If you notice that some aspect of your mood and behaviour has negative impacts for you and others, is this something you’re willing to change?  If so, then it’s helpful to make what we call a ‘declaration’.  That is, a statement of future intent that has you focused on being different in these key moments of influence and focused on catching yourself in key moments where you tend to be negatively affected by your narratives.  A declaration can sound like “I’m going to stay present in moments of uncertainty where I don’t know the answer”.  A declaration like this will help you catch a key moment, breathe, stay tuned in to the situation and avoid jumping to a conclusion that diminishes you and others.

   Step 4 – Identify ‘constructive’ behaviours and bring these to life in key moments

As we just identified, catching yourself in a key moment and enacting a different behaviour can prevent you from going down your old habitual pathway. This might mean noticing your feelings (and body) when you’re getting angry, or when you feel you want to withdraw and instead, identifying a behaviour (and a corresponding storyline) that makes you want to ‘stay’.  Something like ‘just hang in there, breathe and look for what’s possible’ can have you transcend key moments when you might otherwise have been prone to react. This gives you access to the moods of acceptance and presence. Or ‘I wonder what’s possible if I just ask questions to discover their point of view?’ which gives you access to the moods of curiosity and wonder. This is where moods come in very handy!

   Step 5 – Cultivate a new narrative and a new mood.
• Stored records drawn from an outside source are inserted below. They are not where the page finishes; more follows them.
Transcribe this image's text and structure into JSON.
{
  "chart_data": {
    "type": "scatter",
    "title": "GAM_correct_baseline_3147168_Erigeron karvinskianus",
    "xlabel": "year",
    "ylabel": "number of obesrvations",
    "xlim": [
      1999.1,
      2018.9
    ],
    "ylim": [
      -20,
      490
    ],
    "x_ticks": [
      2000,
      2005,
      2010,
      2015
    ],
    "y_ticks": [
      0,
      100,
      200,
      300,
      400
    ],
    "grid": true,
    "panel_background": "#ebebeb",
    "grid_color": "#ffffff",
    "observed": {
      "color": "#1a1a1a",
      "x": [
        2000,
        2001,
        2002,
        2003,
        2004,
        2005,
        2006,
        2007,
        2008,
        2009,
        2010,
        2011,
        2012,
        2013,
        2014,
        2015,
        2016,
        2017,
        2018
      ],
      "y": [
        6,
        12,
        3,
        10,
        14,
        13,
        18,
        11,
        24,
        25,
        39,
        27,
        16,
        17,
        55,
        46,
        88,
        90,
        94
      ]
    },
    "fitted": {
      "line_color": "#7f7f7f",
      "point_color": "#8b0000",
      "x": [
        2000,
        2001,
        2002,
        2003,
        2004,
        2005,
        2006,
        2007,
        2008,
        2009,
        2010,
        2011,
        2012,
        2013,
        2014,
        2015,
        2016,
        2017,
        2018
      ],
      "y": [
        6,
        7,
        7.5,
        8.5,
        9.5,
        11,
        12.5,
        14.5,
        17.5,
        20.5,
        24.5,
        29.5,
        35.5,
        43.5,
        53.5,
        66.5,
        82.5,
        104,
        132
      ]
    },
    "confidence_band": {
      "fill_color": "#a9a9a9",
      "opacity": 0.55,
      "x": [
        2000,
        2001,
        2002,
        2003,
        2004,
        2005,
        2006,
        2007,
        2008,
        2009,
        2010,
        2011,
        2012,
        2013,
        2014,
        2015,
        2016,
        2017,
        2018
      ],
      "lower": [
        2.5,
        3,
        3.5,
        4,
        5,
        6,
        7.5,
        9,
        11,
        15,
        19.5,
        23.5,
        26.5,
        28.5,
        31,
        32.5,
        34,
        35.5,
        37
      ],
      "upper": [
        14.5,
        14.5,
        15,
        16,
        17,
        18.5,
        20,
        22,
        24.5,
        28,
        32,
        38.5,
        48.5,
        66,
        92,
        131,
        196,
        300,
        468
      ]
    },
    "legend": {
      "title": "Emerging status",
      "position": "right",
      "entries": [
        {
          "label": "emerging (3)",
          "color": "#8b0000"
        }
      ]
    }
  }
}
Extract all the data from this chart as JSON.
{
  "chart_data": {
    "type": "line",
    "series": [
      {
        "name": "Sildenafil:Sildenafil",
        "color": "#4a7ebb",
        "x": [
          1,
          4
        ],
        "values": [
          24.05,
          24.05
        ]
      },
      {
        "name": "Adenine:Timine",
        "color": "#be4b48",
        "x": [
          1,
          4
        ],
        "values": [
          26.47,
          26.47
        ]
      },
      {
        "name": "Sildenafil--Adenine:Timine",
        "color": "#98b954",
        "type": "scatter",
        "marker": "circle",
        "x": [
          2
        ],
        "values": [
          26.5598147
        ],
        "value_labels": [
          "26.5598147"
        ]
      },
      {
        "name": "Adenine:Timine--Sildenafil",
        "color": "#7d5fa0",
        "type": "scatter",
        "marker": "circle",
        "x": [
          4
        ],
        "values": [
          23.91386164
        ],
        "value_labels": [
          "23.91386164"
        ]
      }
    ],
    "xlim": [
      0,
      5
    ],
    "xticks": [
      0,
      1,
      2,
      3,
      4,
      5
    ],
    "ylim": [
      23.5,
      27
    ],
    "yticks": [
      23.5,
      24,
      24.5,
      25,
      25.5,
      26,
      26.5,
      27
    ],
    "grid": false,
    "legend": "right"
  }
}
Moods and narratives are never separate. You can create a new narrative that better serves you and in bringing this to life, this can generate a more constructive mood. The more you live, embody and express your new narrative, the more this comes to life for you. It takes focus, effort and patience.  Shaking off an old narrative is a very deliberate process and identifying and living into a more constructive one is equally deliberate.  It will require daily practice, setting intention, identifying moments where you’re prone to feed your old storyline and shifting yourself to focus on a new and more helpful one.  It will involve mindfulness practice, courage, patience, persistence and determination. It will involve understanding and knowing those small behaviours that really create the space for you to choose your new narrative in moments you most need to. It may require you to build support structures around you that reinforce the direction you’re heading and over time, diminish former ‘ways’ of being and behaving.

A new narrative should align with the version of leader you most wish to be.  In this, both narrative and mood are instrumental to how you show up as a leader and how you create the space and context for your people to innovate.
 There are skills and practices leaders can employ to cultivate constructive moods within teams and entire organisations. These are the skills of the Liberated Leader.